The game’s story focuses on it’s two main characters Nathan Drake, relative of famous explorer Sir Francis Drake, and his ‘mentor’ old friend Sully. Their relationship is probably the strongest and most human I’ve ever seen in a video game, really showing how visuals and acting have improved so much to help provide a cinematic feel. The use of cutscenes is plentiful, but never really too much, they know when to stop, and tell a thrilling story, full of big action set-pieces. However, the overall storyline feels not as strong as previous ‘Uncharted’s’ with villains seemingly being added in the middle, and then disappearing for long sections.
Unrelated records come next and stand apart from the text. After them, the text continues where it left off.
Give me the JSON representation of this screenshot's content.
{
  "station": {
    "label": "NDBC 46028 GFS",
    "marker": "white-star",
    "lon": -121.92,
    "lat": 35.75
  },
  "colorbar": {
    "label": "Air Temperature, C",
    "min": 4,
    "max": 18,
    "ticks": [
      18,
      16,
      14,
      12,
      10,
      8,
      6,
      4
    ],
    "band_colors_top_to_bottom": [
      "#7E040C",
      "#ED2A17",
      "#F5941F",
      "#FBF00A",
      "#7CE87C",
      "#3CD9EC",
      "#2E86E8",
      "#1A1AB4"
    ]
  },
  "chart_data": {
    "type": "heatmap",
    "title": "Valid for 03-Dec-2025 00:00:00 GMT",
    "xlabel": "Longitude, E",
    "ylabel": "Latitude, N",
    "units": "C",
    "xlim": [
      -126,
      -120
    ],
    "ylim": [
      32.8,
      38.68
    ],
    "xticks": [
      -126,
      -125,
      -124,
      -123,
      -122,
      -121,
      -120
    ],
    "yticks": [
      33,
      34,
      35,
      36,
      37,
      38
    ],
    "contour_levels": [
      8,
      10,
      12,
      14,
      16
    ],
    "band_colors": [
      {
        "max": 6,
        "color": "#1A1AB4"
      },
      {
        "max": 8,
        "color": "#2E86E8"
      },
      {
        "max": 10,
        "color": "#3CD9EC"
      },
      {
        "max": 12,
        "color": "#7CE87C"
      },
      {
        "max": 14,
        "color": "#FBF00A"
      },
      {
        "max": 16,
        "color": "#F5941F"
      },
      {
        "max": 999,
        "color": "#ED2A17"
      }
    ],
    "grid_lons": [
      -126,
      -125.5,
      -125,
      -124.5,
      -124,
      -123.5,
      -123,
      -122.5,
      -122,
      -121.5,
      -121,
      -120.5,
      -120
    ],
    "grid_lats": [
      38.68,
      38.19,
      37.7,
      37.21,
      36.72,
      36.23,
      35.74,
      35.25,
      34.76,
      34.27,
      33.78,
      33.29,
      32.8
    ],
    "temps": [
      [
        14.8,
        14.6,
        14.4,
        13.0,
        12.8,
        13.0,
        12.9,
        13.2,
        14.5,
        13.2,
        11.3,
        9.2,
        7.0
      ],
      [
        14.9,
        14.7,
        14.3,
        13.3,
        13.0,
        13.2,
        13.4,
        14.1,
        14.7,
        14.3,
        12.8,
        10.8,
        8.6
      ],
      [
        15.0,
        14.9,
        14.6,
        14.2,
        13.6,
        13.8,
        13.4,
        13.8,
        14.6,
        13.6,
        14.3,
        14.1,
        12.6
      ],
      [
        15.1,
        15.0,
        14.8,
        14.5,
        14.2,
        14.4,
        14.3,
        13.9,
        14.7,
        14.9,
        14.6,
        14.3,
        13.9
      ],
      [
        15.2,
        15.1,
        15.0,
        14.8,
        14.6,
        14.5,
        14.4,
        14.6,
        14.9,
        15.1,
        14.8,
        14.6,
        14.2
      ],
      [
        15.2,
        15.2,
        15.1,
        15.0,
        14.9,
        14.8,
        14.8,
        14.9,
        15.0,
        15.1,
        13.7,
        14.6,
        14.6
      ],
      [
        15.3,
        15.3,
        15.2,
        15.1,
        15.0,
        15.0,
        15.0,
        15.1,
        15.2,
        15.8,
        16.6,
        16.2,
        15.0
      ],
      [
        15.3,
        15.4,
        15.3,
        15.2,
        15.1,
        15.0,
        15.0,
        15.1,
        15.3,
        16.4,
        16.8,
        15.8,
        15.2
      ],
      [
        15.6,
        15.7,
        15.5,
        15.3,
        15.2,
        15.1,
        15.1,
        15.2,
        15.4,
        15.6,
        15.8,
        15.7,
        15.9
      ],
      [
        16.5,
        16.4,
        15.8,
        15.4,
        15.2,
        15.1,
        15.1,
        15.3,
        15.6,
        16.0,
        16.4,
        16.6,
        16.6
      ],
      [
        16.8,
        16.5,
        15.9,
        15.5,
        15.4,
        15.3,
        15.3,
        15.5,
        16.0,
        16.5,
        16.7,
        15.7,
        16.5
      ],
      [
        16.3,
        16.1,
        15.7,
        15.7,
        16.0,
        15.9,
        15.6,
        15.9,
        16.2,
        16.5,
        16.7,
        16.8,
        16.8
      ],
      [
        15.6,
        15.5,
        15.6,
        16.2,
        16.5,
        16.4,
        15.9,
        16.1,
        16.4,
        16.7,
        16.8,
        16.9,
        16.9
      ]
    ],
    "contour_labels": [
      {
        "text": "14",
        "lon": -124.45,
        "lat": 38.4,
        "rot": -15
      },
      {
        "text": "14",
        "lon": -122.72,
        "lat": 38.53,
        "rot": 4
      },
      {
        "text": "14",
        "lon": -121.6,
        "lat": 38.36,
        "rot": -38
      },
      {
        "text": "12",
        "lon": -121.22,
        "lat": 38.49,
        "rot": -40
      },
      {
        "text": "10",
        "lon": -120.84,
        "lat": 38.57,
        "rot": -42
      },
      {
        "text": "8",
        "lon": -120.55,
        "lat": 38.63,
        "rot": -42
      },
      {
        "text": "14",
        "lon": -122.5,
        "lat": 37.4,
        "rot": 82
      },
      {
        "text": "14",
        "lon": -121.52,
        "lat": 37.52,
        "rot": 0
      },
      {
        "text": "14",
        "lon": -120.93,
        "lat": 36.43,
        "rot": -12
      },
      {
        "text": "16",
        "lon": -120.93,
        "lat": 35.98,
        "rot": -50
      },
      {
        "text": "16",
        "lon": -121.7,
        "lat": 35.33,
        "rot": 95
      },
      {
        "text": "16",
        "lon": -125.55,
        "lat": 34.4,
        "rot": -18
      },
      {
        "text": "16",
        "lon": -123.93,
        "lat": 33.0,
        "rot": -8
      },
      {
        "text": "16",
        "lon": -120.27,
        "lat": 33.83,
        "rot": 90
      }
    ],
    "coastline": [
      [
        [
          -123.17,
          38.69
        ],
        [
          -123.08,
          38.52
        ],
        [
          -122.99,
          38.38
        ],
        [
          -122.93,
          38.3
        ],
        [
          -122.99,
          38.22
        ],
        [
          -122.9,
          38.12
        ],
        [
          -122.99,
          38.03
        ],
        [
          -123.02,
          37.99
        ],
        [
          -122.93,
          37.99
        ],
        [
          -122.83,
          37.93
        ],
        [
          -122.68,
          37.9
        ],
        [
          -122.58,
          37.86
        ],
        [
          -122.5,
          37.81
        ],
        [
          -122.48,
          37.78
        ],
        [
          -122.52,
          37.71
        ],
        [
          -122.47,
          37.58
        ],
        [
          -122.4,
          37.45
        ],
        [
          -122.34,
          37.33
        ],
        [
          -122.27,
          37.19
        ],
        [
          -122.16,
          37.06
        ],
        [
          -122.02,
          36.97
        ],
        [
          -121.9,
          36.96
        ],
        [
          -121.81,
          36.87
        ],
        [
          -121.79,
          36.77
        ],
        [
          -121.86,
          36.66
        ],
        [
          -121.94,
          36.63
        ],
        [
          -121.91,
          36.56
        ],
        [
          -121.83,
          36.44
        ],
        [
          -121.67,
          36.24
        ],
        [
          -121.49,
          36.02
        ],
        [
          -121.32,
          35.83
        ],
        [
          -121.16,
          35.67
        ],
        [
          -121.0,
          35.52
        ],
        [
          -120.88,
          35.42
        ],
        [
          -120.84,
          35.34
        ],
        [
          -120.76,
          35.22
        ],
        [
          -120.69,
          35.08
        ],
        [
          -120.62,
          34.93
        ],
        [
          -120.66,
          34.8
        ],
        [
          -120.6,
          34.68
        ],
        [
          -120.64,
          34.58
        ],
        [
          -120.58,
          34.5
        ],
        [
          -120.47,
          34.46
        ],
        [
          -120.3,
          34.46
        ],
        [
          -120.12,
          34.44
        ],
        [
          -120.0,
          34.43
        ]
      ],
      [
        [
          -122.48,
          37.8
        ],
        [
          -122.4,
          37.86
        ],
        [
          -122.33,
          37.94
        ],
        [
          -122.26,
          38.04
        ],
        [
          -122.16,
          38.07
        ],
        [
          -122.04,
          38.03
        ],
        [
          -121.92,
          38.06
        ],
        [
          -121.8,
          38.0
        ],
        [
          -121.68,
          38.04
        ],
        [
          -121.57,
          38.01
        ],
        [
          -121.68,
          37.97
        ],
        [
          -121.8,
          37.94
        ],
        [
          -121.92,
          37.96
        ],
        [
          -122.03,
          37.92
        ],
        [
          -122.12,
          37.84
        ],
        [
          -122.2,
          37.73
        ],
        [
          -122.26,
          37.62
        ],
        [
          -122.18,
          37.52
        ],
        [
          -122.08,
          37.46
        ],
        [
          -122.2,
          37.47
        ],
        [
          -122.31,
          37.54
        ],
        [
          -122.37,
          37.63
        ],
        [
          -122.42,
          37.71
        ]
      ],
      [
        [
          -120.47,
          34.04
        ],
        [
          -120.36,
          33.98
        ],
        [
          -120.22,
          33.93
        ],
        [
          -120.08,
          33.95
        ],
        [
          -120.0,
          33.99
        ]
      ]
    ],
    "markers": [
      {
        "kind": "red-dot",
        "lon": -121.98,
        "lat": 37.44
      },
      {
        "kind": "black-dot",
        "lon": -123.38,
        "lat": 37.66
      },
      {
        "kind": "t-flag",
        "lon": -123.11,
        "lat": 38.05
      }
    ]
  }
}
Gameplay still feels as fresh as ever, and remains an intriguing mixture of climbing, shooting and puzzle-solving. Climbing is more restrictive than I remember, especially in comparison to the likes of ‘inFamous’, but is still jaw-dropping at times, as cinematics see the screen pull out to reveal an immense drop if the player fails in their jump. Shooting and the variety of weapons is probably better than ever, with a wide range, and different enemy types coming out of nowhere, to provide an evolving and constantly challenging test. Puzzle-solving in ‘Uncharted’, has always been tough, however, I actually got a few this time, without having to resort to any guides online, perhaps meaning that they’re getting easier, or I’m getting smarter, who knows!
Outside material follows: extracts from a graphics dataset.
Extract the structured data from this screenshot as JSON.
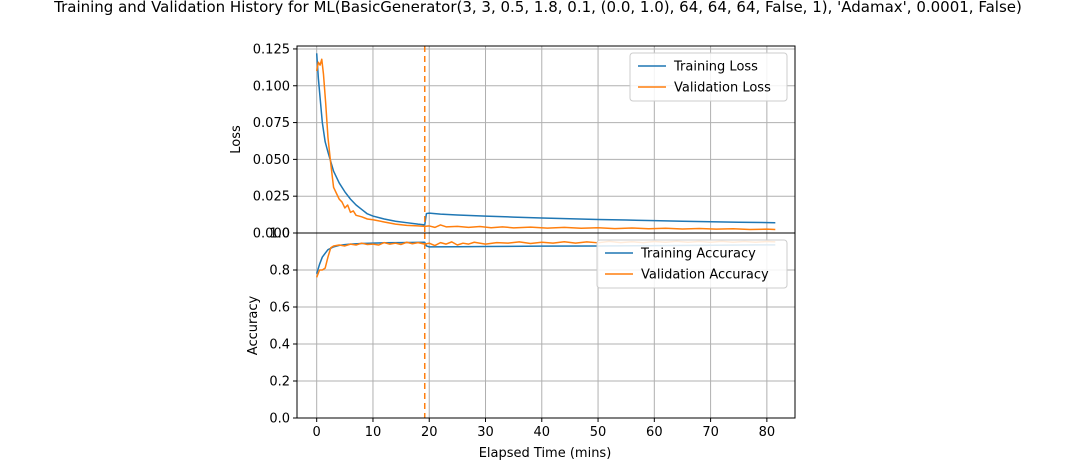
{
  "chart_data": {
    "type": "line",
    "title": "Training and Validation History for ML(BasicGenerator(3, 3, 0.5, 1.8, 0.1, (0.0, 1.0), 64, 64, 64, False, 1), 'Adamax', 0.0001, False)",
    "xlabel": "Elapsed Time (mins)",
    "xlim": [
      -3.5,
      85
    ],
    "xticks": [
      0,
      10,
      20,
      30,
      40,
      50,
      60,
      70,
      80
    ],
    "grid": true,
    "event_line": {
      "x": 19.2,
      "style": "dashed",
      "color": "#ff7f0e"
    },
    "colors": {
      "training": "#1f77b4",
      "validation": "#ff7f0e"
    },
    "panels": [
      {
        "id": "loss",
        "ylabel": "Loss",
        "ylim": [
          0,
          0.127
        ],
        "yticks": [
          0.0,
          0.025,
          0.05,
          0.075,
          0.1,
          0.125
        ],
        "ytick_labels": [
          "0.000",
          "0.025",
          "0.050",
          "0.075",
          "0.100",
          "0.125"
        ],
        "legend_position": "upper right",
        "series": [
          {
            "name": "Training Loss",
            "color": "#1f77b4",
            "points": [
              [
                0,
                0.122
              ],
              [
                0.3,
                0.105
              ],
              [
                0.6,
                0.092
              ],
              [
                1,
                0.075
              ],
              [
                1.5,
                0.062
              ],
              [
                2,
                0.055
              ],
              [
                3,
                0.042
              ],
              [
                4,
                0.034
              ],
              [
                5,
                0.028
              ],
              [
                6,
                0.023
              ],
              [
                7,
                0.019
              ],
              [
                8,
                0.016
              ],
              [
                9,
                0.013
              ],
              [
                10,
                0.0115
              ],
              [
                12,
                0.0095
              ],
              [
                14,
                0.008
              ],
              [
                16,
                0.007
              ],
              [
                18,
                0.006
              ],
              [
                19.2,
                0.0055
              ],
              [
                19.5,
                0.0132
              ],
              [
                20,
                0.0135
              ],
              [
                22,
                0.0128
              ],
              [
                25,
                0.0122
              ],
              [
                30,
                0.0115
              ],
              [
                35,
                0.0108
              ],
              [
                40,
                0.0102
              ],
              [
                45,
                0.0097
              ],
              [
                50,
                0.0092
              ],
              [
                55,
                0.0088
              ],
              [
                60,
                0.0084
              ],
              [
                65,
                0.008
              ],
              [
                70,
                0.0076
              ],
              [
                75,
                0.0073
              ],
              [
                81.5,
                0.007
              ]
            ]
          },
          {
            "name": "Validation Loss",
            "color": "#ff7f0e",
            "points": [
              [
                0,
                0.11
              ],
              [
                0.3,
                0.116
              ],
              [
                0.6,
                0.114
              ],
              [
                0.9,
                0.118
              ],
              [
                1.2,
                0.108
              ],
              [
                1.6,
                0.088
              ],
              [
                2,
                0.065
              ],
              [
                2.5,
                0.047
              ],
              [
                3,
                0.031
              ],
              [
                3.5,
                0.027
              ],
              [
                4,
                0.023
              ],
              [
                4.5,
                0.021
              ],
              [
                5,
                0.017
              ],
              [
                5.5,
                0.019
              ],
              [
                6,
                0.014
              ],
              [
                6.5,
                0.015
              ],
              [
                7,
                0.012
              ],
              [
                8,
                0.011
              ],
              [
                9,
                0.0095
              ],
              [
                10,
                0.009
              ],
              [
                12,
                0.0075
              ],
              [
                14,
                0.006
              ],
              [
                16,
                0.0052
              ],
              [
                18,
                0.0048
              ],
              [
                19.2,
                0.0045
              ],
              [
                20,
                0.0048
              ],
              [
                21,
                0.0038
              ],
              [
                22,
                0.0055
              ],
              [
                23,
                0.0042
              ],
              [
                25,
                0.0045
              ],
              [
                27,
                0.0038
              ],
              [
                29,
                0.0044
              ],
              [
                31,
                0.0036
              ],
              [
                33,
                0.0042
              ],
              [
                35,
                0.0035
              ],
              [
                38,
                0.004
              ],
              [
                41,
                0.0033
              ],
              [
                44,
                0.0038
              ],
              [
                47,
                0.0032
              ],
              [
                50,
                0.0036
              ],
              [
                53,
                0.003
              ],
              [
                56,
                0.0034
              ],
              [
                59,
                0.0029
              ],
              [
                62,
                0.0032
              ],
              [
                65,
                0.0027
              ],
              [
                68,
                0.0031
              ],
              [
                71,
                0.0026
              ],
              [
                74,
                0.0029
              ],
              [
                77,
                0.0024
              ],
              [
                80,
                0.0026
              ],
              [
                81.5,
                0.0024
              ]
            ]
          }
        ]
      },
      {
        "id": "accuracy",
        "ylabel": "Accuracy",
        "ylim": [
          0,
          1.0
        ],
        "yticks": [
          0.0,
          0.2,
          0.4,
          0.6,
          0.8,
          1.0
        ],
        "ytick_labels": [
          "0.0",
          "0.2",
          "0.4",
          "0.6",
          "0.8",
          "1.0"
        ],
        "legend_position": "upper right",
        "series": [
          {
            "name": "Training Accuracy",
            "color": "#1f77b4",
            "points": [
              [
                0,
                0.78
              ],
              [
                0.5,
                0.83
              ],
              [
                1,
                0.87
              ],
              [
                1.5,
                0.89
              ],
              [
                2,
                0.91
              ],
              [
                3,
                0.925
              ],
              [
                4,
                0.933
              ],
              [
                5,
                0.937
              ],
              [
                6,
                0.94
              ],
              [
                8,
                0.943
              ],
              [
                10,
                0.945
              ],
              [
                12,
                0.947
              ],
              [
                15,
                0.948
              ],
              [
                19.2,
                0.95
              ],
              [
                19.5,
                0.93
              ],
              [
                20,
                0.925
              ],
              [
                25,
                0.926
              ],
              [
                30,
                0.927
              ],
              [
                40,
                0.929
              ],
              [
                50,
                0.93
              ],
              [
                60,
                0.932
              ],
              [
                70,
                0.934
              ],
              [
                81.5,
                0.936
              ]
            ]
          },
          {
            "name": "Validation Accuracy",
            "color": "#ff7f0e",
            "points": [
              [
                0,
                0.76
              ],
              [
                0.5,
                0.8
              ],
              [
                1,
                0.8
              ],
              [
                1.5,
                0.81
              ],
              [
                2,
                0.87
              ],
              [
                2.5,
                0.92
              ],
              [
                3,
                0.93
              ],
              [
                4,
                0.935
              ],
              [
                5,
                0.93
              ],
              [
                6,
                0.94
              ],
              [
                7,
                0.935
              ],
              [
                8,
                0.945
              ],
              [
                9,
                0.938
              ],
              [
                10,
                0.94
              ],
              [
                11,
                0.935
              ],
              [
                12,
                0.948
              ],
              [
                13,
                0.94
              ],
              [
                14,
                0.945
              ],
              [
                15,
                0.938
              ],
              [
                16,
                0.95
              ],
              [
                17,
                0.942
              ],
              [
                18,
                0.948
              ],
              [
                19.2,
                0.94
              ],
              [
                20,
                0.945
              ],
              [
                21,
                0.932
              ],
              [
                22,
                0.948
              ],
              [
                23,
                0.94
              ],
              [
                24,
                0.952
              ],
              [
                25,
                0.935
              ],
              [
                26,
                0.945
              ],
              [
                27,
                0.94
              ],
              [
                28,
                0.95
              ],
              [
                30,
                0.94
              ],
              [
                32,
                0.948
              ],
              [
                34,
                0.945
              ],
              [
                36,
                0.952
              ],
              [
                38,
                0.943
              ],
              [
                40,
                0.95
              ],
              [
                42,
                0.945
              ],
              [
                44,
                0.953
              ],
              [
                46,
                0.945
              ],
              [
                48,
                0.952
              ],
              [
                50,
                0.947
              ],
              [
                52,
                0.955
              ],
              [
                54,
                0.948
              ],
              [
                56,
                0.953
              ],
              [
                58,
                0.948
              ],
              [
                60,
                0.954
              ],
              [
                62,
                0.95
              ],
              [
                64,
                0.955
              ],
              [
                66,
                0.95
              ],
              [
                68,
                0.954
              ],
              [
                70,
                0.95
              ],
              [
                72,
                0.955
              ],
              [
                74,
                0.95
              ],
              [
                76,
                0.954
              ],
              [
                78,
                0.95
              ],
              [
                80,
                0.954
              ],
              [
                81.5,
                0.952
              ]
            ]
          }
        ]
      }
    ]
  }
}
The whole thing is highly-polished and very enjoyable, but just lacks that ‘wow’ factor. Twists and turns aren’t that great and can be seen a mile off. Despite the various locations all around the world, London, Colombia and Syria just to name a few, it doesn’t totally add up. The 22 chapters vary in length and quality, with a highlight being the clever flashback of how Drake and Sully met, and the ‘alternative’ angle of the same chapter again, as a result of a crucial plot point which I won’t reveal. Another reason why I feel this way, is that, as the developers have said they’ve tried to focus on making the multiplayer as important and ‘cinematic’ s the single-player. As I got this on rent, there was no online pass, and unless I paid £7.99 I wasn’t going to get a chance to play online, so I didn’t!
It’s not the best ‘Uncharted’ game at all, I’d say that goes to the second, but it’s still a must-buy for fans of previous games, and still remains one of the better franchises on the Playstation.